As a new variant, only few case reports and series have been reported about the morphologic features and patterns of the central nervous system and spinal cord metastasis. These carcinomas are usually advanced at the time of diagnosis because of their vague symptoms and aggressive nature.

SMARCB1 is a component of the chromatin-remodeling protein complex, acting as a tumor suppressor gene. It is associated with a variety of rhabdoid tumors as well as a histological loss in INI1 expression. SMARCB1-deficient tumors usually do not have specific histological differentiations, such as glandular or squamous, and are mainly composed of basaloid and rhabdoid cells [5]. Loss of SMARCB1 expression has been described in many tumors outside the sinonasal tract, such as atypical teratoid/rhabdoid tumors and epithelioid sarcomas. These carcinomas are negative for NUT, human papillomavirus, and EBV.

There are cases described in the literature that highlight the aggressive features of these tumors [4, 5]. Despite its spreading characteristics, spinal cord metastasis in SMARC-B1 sinonasal carcinoma has been rarely described in case studies in the literature. In general, the most common sites of metastasis from sinonasal undifferentiated carcinomas are the cervical lymph nodes, lung, bone, and liver [4, 5]. The spinal cord is an atypical site of metastasis, as reported in a few cases of some of the largest case series in the literature [4, 5]. However, because of their rarity, only few cases of these tumors have been reported. Acevedo et al. [5] described a case of perineural spread and intradural metastasis with perineural and leptomeningeal spreading, which is similar to the metastasis noted in our case study.

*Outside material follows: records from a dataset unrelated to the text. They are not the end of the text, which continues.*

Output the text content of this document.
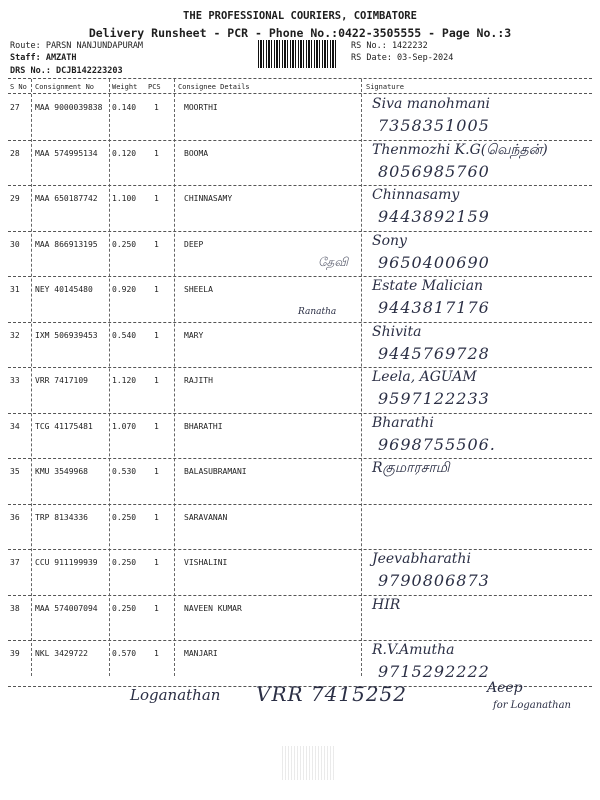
THE PROFESSIONAL COURIERS, COIMBATORE
Delivery Runsheet - PCR - Phone No.:0422-3505555 - Page No.:3
Route: PARSN NANJUNDAPURAM
Staff: AMZATH
DRS No.: DCJB142223203
RS No.: 1422232
RS Date: 03-Sep-2024
S No Consignment No	Weight PCS Consignee Details	Signature
27 MAA 9000039838 0.140 1	MOORTHI	Siva manohmani
7358351005
28 MAA 574995134 0.120 1	BOOMA	Thenmozhi K.G(வெந்தன்)
8056985760
29 MAA 650187742 1.100 1	CHINNASAMY	Chinnasamy
9443892159
30 MAA 866913195 0.250 1	DEEP	Sony
9650400690
31 NEY 40145480 0.920 1	SHEELA	Estate Malician
9443817176
32 IXM 506939453 0.540 1	MARY	Shivita
9445769728
33 VRR 7417109	1.120 1	RAJITH	Leela, AGUAM
9597122233
34 TCG 41175481 1.070 1	BHARATHI	Bharathi
9698755506.
35 KMU 3549968	0.530 1	BALASUBRAMANI	Rகுமாரசாமி
36 TRP 8134336	0.250 1	SARAVANAN
37 CCU 911199939 0.250 1	VISHALINI	Jeevabharathi
9790806873
38 MAA 574007094 0.250 1	NAVEEN KUMAR	HIR
39 NKL 3429722	0.570 1	MANJARI	R.V.Amutha
9715292222
தேவி
Ranatha
Loganathan VRR 7415252	Aeep
for Loganathan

The diagnosis of bone metastasis to the spinal vertebrae, such as the foot drop presented in our patient, probably secondary to a L5 radiculopathy. Spinal metastasis is a marker of poor prognosis with a low overall survival. The best oncologic approach for spinal metastasis is not clear, and patients should be managed by a multidisciplinary team.

The clinical should be aware of the potential aggression of these kinds of tumors. SMARCB1-deficient sinonasal carcinoma is a rare carcinoma of the sinonasal tract that has been rarely described in the literature. The aggressive nature of the tumor combined with its potential for metastasis in the central nervous system can quickly lead to an advanced disease with poor prognosis, regardless of the primary lesion. The biological behavior of this newly described tumor is being elucidated. The small interval between surgical resection and spinal metastasis should enlightens the importance of studying how these undifferentiated carcinoma spreads through the central nervous system, which may be important for developing target therapies and better understating the natural history of SMARCB1-deficient sinonasal carcinoma.